Since the Newtown, Connecticut shooting massacre seven weeks ago, representatives from the NRA decided that their approach would be one of aggression, not backing down an inch from their opposition to any call for gun control regulations, not even for universal background checks, which polls show the American public overwhelming supporting.
On Fox News Sunday, NRA executive director Wayne LaPierre kept up that belligerent front, getting into a testy exchange with host Chris Wallace, particularly regarding the organization's recent ad that alleged that President Obama was a hypocrite for having his children in schools with armed security while not advocating that for everyone else.
WALLACE: Mr. LaPierre, do you regret putting up that ad?
LAPIERRE: The point of ad was this — it wasn't picking on the president's kids. The president not —
WALLACE: It mentions them.
LAPIERRE: The president's kids are safe and we are thankful for it. The point of that ad —
WALLACE: They also face a threat that most children do not face.
LAPIERRE: Tell that to people in Newtown. Tell that to people —
WALLACE: Do you really think the president's children are the same kind of target as every school child in America? That's ridiculous and you know it, sir.
LAPIERRE: You know, unfortunately, I think there are parents all over the school that think — all over the country that think their kids are entitled to the same amount of protection when they go to school, and they want —
WALLACE: So, they should have Secret Service?
LAPIERRE: No, but what they should have is police officers or certified armed security in those schools to keep people safe. If something happens, the police — despite all the good intentions, is 15 to 20 minutes. It's too long. It's not going to help those kids.
Certified armed security in schools, just like —
WALLACE: But that's not going to protect them in the shopping mall, in the movie theater, on the streets.
LAPIERRE: Which is why we need to do everything else I'm talking about. Let's enforce the federal gun laws which we did not do now against gangs with guns, felons with guns — my gosh, in the shadow of where we are sitting now, gangs are out there in Washington, D.C. You can buy drugs. You can buy guns. They are trafficking in 13-year-old girls —
Earlier on the show, Mark Kelly, the husband of Gabby Giffords, the former Arizona Democratic Congresswoman who was shot and nearly killed in January of 2011 by Jared Loughner,was asked what he would say to LaPierre. He said that the NRA needs to get behind a universal background check.
KELLY: Well, you know, certainly, he's going to say that background checks don't work. But, that is not true. I mean, he's going to tell you that in a couple minutes.

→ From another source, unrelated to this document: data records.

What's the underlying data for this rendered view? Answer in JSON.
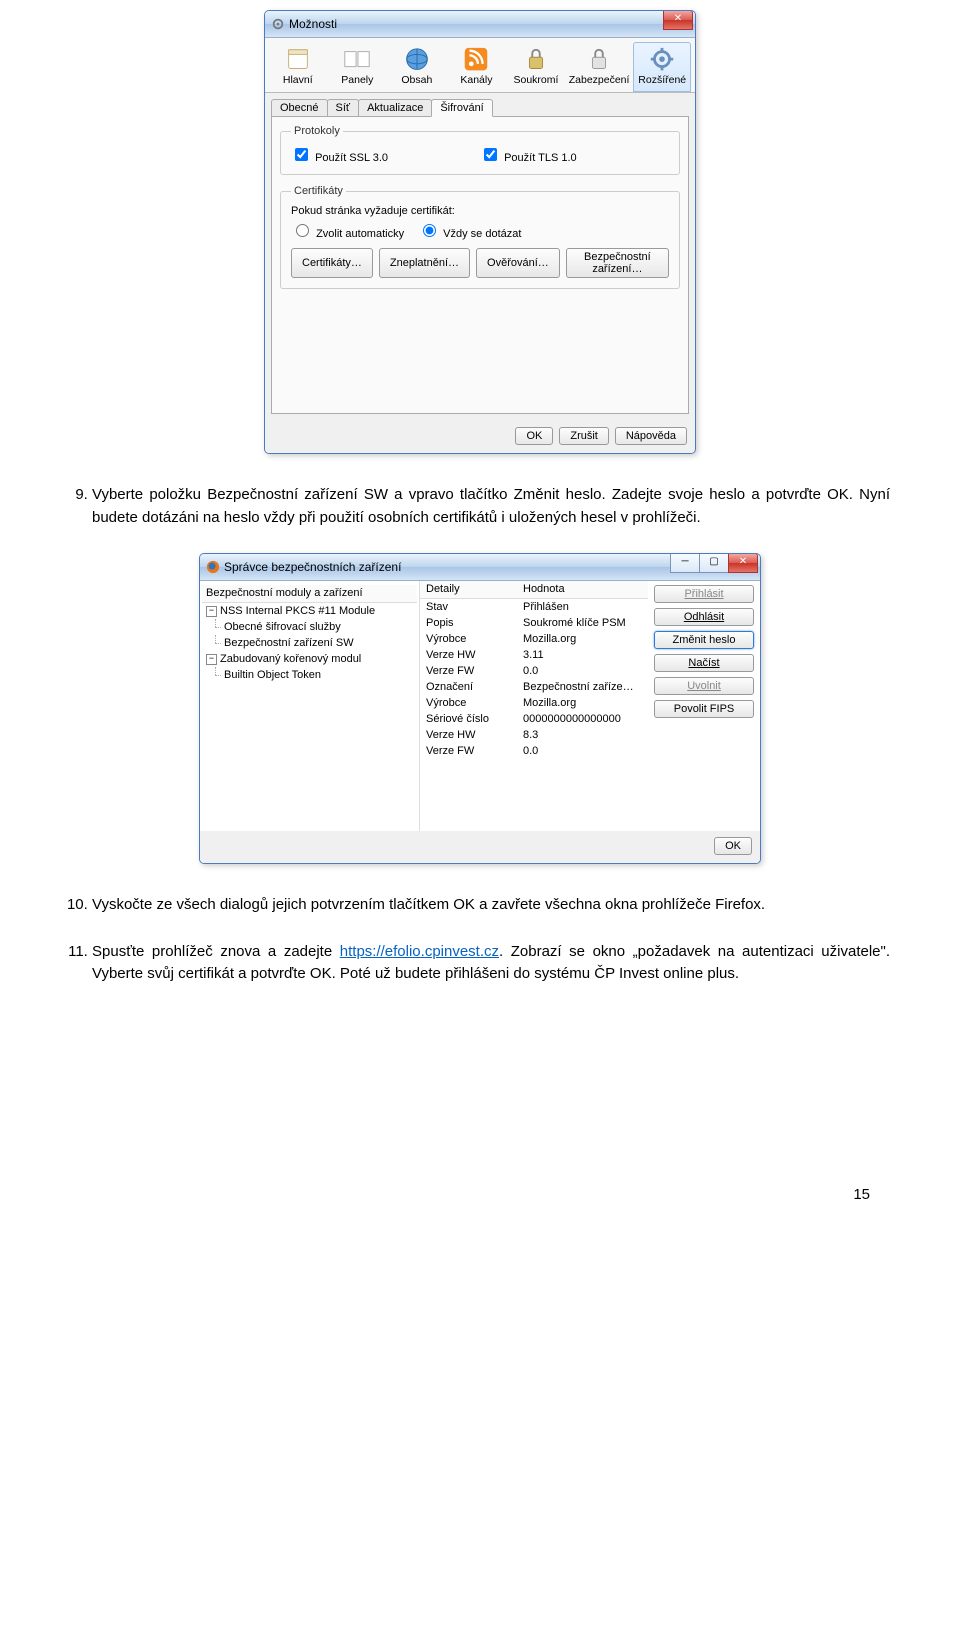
{
  "page_number": "15",
  "win1": {
    "title": "Možnosti",
    "toolbar": [
      {
        "label": "Hlavní"
      },
      {
        "label": "Panely"
      },
      {
        "label": "Obsah"
      },
      {
        "label": "Kanály"
      },
      {
        "label": "Soukromí"
      },
      {
        "label": "Zabezpečení"
      },
      {
        "label": "Rozšířené"
      }
    ],
    "tabs": [
      {
        "label": "Obecné"
      },
      {
        "label": "Síť"
      },
      {
        "label": "Aktualizace"
      },
      {
        "label": "Šifrování"
      }
    ],
    "protocols": {
      "legend": "Protokoly",
      "ssl": "Použít SSL 3.0",
      "tls": "Použít TLS 1.0"
    },
    "certs": {
      "legend": "Certifikáty",
      "prompt_label": "Pokud stránka vyžaduje certifikát:",
      "auto": "Zvolit automaticky",
      "always": "Vždy se dotázat",
      "buttons": [
        "Certifikáty…",
        "Zneplatnění…",
        "Ověřování…",
        "Bezpečnostní zařízení…"
      ]
    },
    "ok": "OK",
    "cancel": "Zrušit",
    "help": "Nápověda"
  },
  "doc": {
    "p9": "Vyberte položku Bezpečnostní zařízení SW a vpravo tlačítko Změnit heslo. Zadejte svoje heslo a potvrďte OK. Nyní budete dotázáni na heslo vždy při použití osobních certifikátů i uložených hesel v prohlížeči.",
    "p10": "Vyskočte ze všech dialogů jejich potvrzením tlačítkem OK a zavřete všechna okna prohlížeče Firefox.",
    "p11_a": "Spusťte prohlížeč znova a zadejte ",
    "p11_link": "https://efolio.cpinvest.cz",
    "p11_b": ". Zobrazí se okno „požadavek na autentizaci uživatele\". Vyberte svůj certifikát a potvrďte OK. Poté už budete přihlášeni do systému ČP Invest online plus."
  },
  "win2": {
    "title": "Správce bezpečnostních zařízení",
    "tree_header": "Bezpečnostní moduly a zařízení",
    "tree": {
      "mod1": "NSS Internal PKCS #11 Module",
      "mod1_c1": "Obecné šifrovací služby",
      "mod1_c2": "Bezpečnostní zařízení SW",
      "mod2": "Zabudovaný kořenový modul",
      "mod2_c1": "Builtin Object Token"
    },
    "details_head": {
      "c1": "Detaily",
      "c2": "Hodnota"
    },
    "details": [
      {
        "k": "Stav",
        "v": "Přihlášen"
      },
      {
        "k": "Popis",
        "v": "Soukromé klíče PSM"
      },
      {
        "k": "Výrobce",
        "v": "Mozilla.org"
      },
      {
        "k": "Verze HW",
        "v": "3.11"
      },
      {
        "k": "Verze FW",
        "v": "0.0"
      },
      {
        "k": "Označení",
        "v": "Bezpečnostní zaříze…"
      },
      {
        "k": "Výrobce",
        "v": "Mozilla.org"
      },
      {
        "k": "Sériové číslo",
        "v": "0000000000000000"
      },
      {
        "k": "Verze HW",
        "v": "8.3"
      },
      {
        "k": "Verze FW",
        "v": "0.0"
      }
    ],
    "side": {
      "login": "Přihlásit",
      "logout": "Odhlásit",
      "change": "Změnit heslo",
      "load": "Načíst",
      "release": "Uvolnit",
      "fips": "Povolit FIPS"
    },
    "ok": "OK"
  }
}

Since 1999, 1.7 million people were prevented from getting a firearm because they had a criminal record or a history of mental illness, we have stopped those people from getting a gun. Now, we've got to make sure they don't have a second option to get the gun and that's getting the gun from a private seller or the gun show loophole without having a background check. We need to close that loophole.
So, I hope Mr. LaPierre can think about what would his members want. You know, 74 percent of NRA members think it is a very reasonable thing to do, to have a background check before buying a gun.
So what I would tell Mr. LaPierre, is I hope he'd listen to his membership, because members of the NRA tend to be very reasonable on this issue.
LaPierre later responded that there are problems in trying to address selling guns to those with mental health issues:
LAPIERRE: You know, Chris, I have all the respect in the world for Captain Kelly and what happened to his family should never happen to any family, we all want to stop it. But, let me talk about the proposal President Obama and people like Mayor Bloomberg are putting forward.
One, let me answer your question: I don't think you can say that those 1.7 million people have been stopped from getting a gun at all, because the government didn't prosecute virtually any of them. They let them walk in, they were denied and let them walk out.
And who really thinks if they wanted to commit a crime they didn't go on and get a gun?
WALLACE: I don't know, seems to me if 1.7 million people were denied. I understand the hardened criminal but the disturbed person, the Adam Lanza in Newtown, the James Holmes in Aurora, Colorado, those are not hardened criminals. And if they're stopped from getting a gun by universal background check, won't that make a difference?
LAPIERRE: You know, the instant check was actually the NRA's proposal. We offered as an amendment to the Brady Bill, to put it on dealers, and I have been in this fight for 20 years and we supported it and we put it on the books.
But, I have finally become convinced after fighting to get the mental records computerized for 20 years, and watching the mental health lobby, the HIPAA laws and the AMA opposed it, I don't think it's going to happen. I mean, the fact is, that check now, these people are not —
WALLACE: But it worked enough that 1.7 people were denied. I mean, I completely agree with you — I mean, as Captain Kelly pointed out, Jared Loughner was able to pass the test and there are holes in it, but it doesn't mean, because it's not perfect doesn't mean that it doesn't —
LAPIERRE: Well, the hole in it is the fact I've been — we have been fighting 20 years to get the records computerized and I know what goes on behind the scenes in this town, they won't do it. The mental health lobby won't do it. The HIPAA laws won't do it.
It's not going to — I wishing it would happen. We are all for it but it's not.